Abi ficou surpresa por um instante, mas logo entendeu e respondeu: “Se Azhu concordar, posso usar minha arte de disfarce e trocar de lugar com ela, assim o senhor poderá confundir quem é Azhu e quem sou eu!”
Enquanto trocavam gracejos, Zhong Ling, corando de vergonha e raiva, amaldiçoava os dois em pensamento.
Embora inexperiente, moças de dezesseis anos já possuem certa noção das coisas. Ver aquela cena seria inesquecível para ela.
Murong Fu vestiu-se e organizou o local antes de aproximar-se de Zhong Ling:
“Senhorita Zhong, se não quiser fugir, pisque os olhos.”
Zhong Ling piscou.
Ele então desfez a imobilização.
Zhong Ling voltou a se mover, mas não fugiu, apenas baixou a cabeça, sem coragem de olhar para Murong Fu.

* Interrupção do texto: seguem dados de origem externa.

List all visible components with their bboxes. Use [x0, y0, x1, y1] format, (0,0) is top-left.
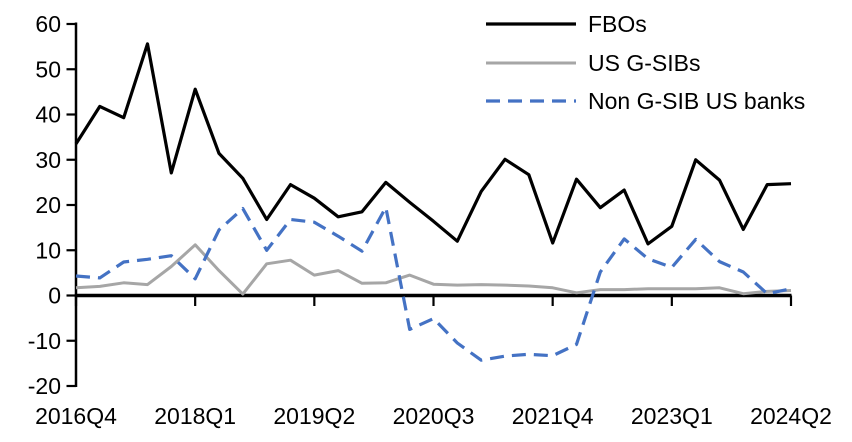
x-axis-tick-label: 2024Q2: [750, 403, 832, 429]
y-axis-tick-label: -20: [28, 373, 61, 399]
y-axis-tick-label: 50: [35, 56, 61, 82]
x-axis-tick-label: 2020Q3: [393, 403, 475, 429]
x-axis-tick-label: 2018Q1: [154, 403, 236, 429]
y-axis-tick-label: 0: [48, 283, 61, 309]
x-axis-tick-label: 2023Q1: [631, 403, 713, 429]
y-axis-tick-label: 30: [35, 147, 61, 173]
legend-label: US G-SIBs: [588, 50, 700, 76]
x-axis-tick-label: 2016Q4: [35, 403, 117, 429]
series-line-non-g-sib-us-banks: [75, 205, 792, 362]
legend-label: FBOs: [588, 11, 647, 37]
y-axis-tick-label: 10: [35, 237, 61, 263]
y-axis-tick-label: 60: [35, 11, 61, 37]
legend-item-fbos: FBOs: [486, 11, 647, 37]
series-line-fbos: [74, 42, 792, 246]
y-axis-tick-label: 40: [35, 102, 61, 128]
legend-item-non-g-sib-us-banks: Non G-SIB US banks: [486, 88, 805, 114]
legend-label: Non G-SIB US banks: [588, 88, 805, 114]
series-line-us-g-sibs: [75, 243, 792, 296]
x-axis-tick-label: 2021Q4: [512, 403, 594, 429]
y-axis-tick-label: 20: [35, 192, 61, 218]
y-axis-tick-label: -10: [28, 328, 61, 354]
legend-item-us-g-sibs: US G-SIBs: [486, 50, 700, 76]
x-axis-tick-label: 2019Q2: [273, 403, 355, 429]
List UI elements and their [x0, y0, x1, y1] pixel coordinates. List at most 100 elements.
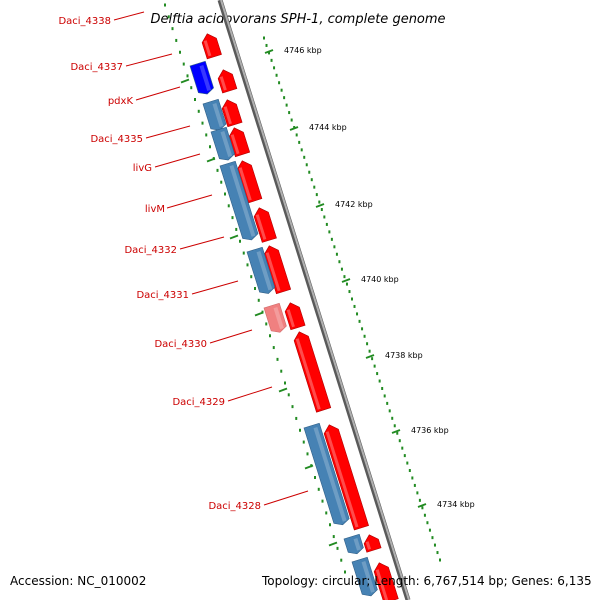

“Senhorita Zhong, esqueça o que viu. Só nós sabemos, além de Abi. Não vá contar por aí e manchar meu nome”, disse Murong Fu.
“Sou uma moça, nunca falaria de tais coisas. Vocês... vocês não têm vergonha!”, respondeu ela, indignada.

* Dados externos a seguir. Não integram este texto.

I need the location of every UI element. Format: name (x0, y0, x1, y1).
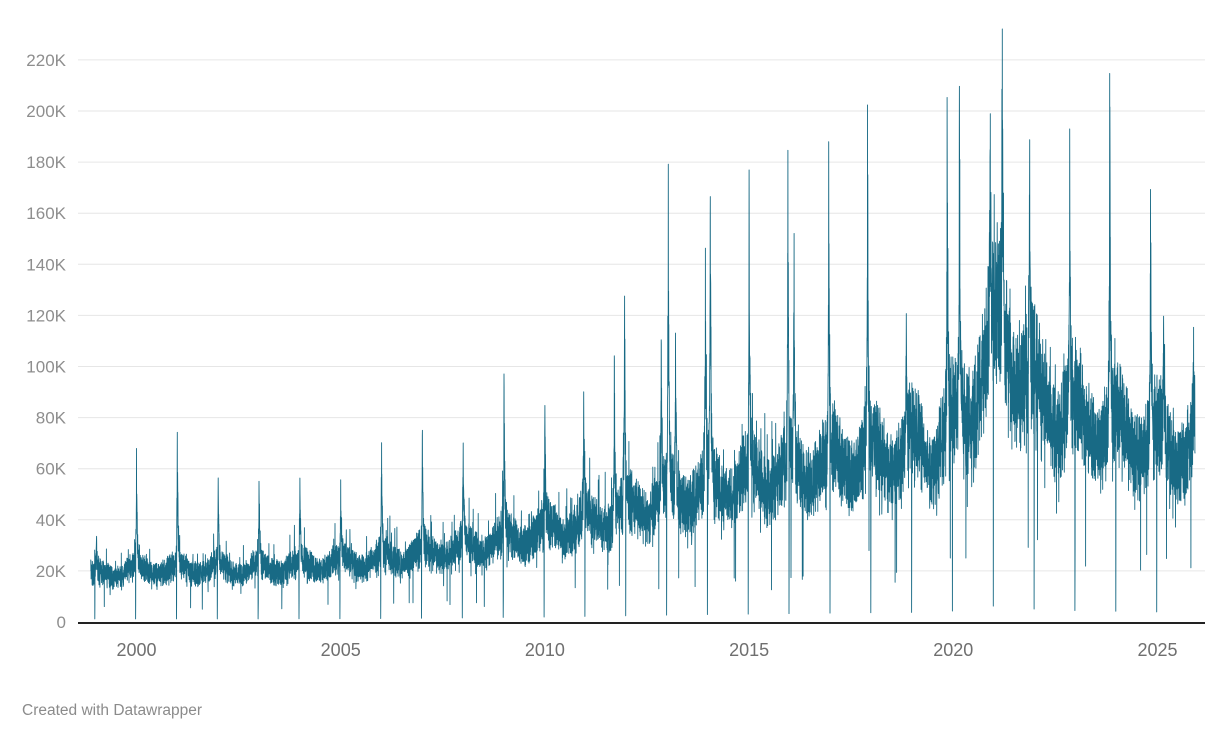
svg-text:2020: 2020 (933, 640, 973, 660)
svg-text:100K: 100K (26, 358, 66, 377)
chart-container: 0 20K 40K 60K 80K 100K 120K 140K 160K 180K 200K 220… (22, 28, 1205, 719)
svg-text:180K: 180K (26, 153, 66, 172)
svg-text:2015: 2015 (729, 640, 769, 660)
svg-text:60K: 60K (36, 460, 67, 479)
svg-text:2010: 2010 (525, 640, 565, 660)
svg-text:40K: 40K (36, 511, 67, 530)
svg-text:220K: 220K (26, 51, 66, 70)
svg-text:2025: 2025 (1137, 640, 1177, 660)
horizontal-gridlines (78, 59, 1205, 572)
svg-text:160K: 160K (26, 204, 66, 223)
svg-text:140K: 140K (26, 255, 66, 274)
svg-text:200K: 200K (26, 102, 66, 121)
svg-text:2005: 2005 (321, 640, 361, 660)
svg-text:0: 0 (57, 613, 66, 632)
credit-text: Created with Datawrapper (22, 702, 203, 719)
chart-credit: Created with Datawrapper (22, 702, 202, 720)
svg-text:2000: 2000 (116, 640, 156, 660)
svg-text:120K: 120K (26, 306, 66, 325)
svg-text:80K: 80K (36, 409, 67, 428)
svg-text:20K: 20K (36, 562, 67, 581)
y-axis-labels: 0 20K 40K 60K 80K 100K 120K 140K 160K 180K 200K 220… (26, 51, 66, 632)
data-series-line (90, 28, 1196, 620)
time-series-line-chart: 0 20K 40K 60K 80K 100K 120K 140K 160K 180K 200K 220… (26, 28, 1205, 660)
x-axis-labels: 2000 2005 2010 2015 2020 2025 (116, 640, 1177, 660)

“Amor entre homem e mulher é natural. Não há vergonha nisso”, disse Murong Fu, rindo.
“Mas vocês estavam ao ar livre...”
“Até os pais do grande mestre Confúcio estavam ao ar livre!”, replicou Murong Fu, sorrindo. “Por isso Abi disse que estamos de acordo com os costumes. Não se prenda a isso, esqueça!”
Zhong Ling queria esquecer, mas aquilo ficaria gravado em sua memória.
Para mudar de assunto, Murong Fu disse: “Senhorita Zhong, sabia que Abi é, na verdade, sua irmã?”
Zhong Ling olhou surpresa para Abi: “Ela também é filha do Duque Duan?”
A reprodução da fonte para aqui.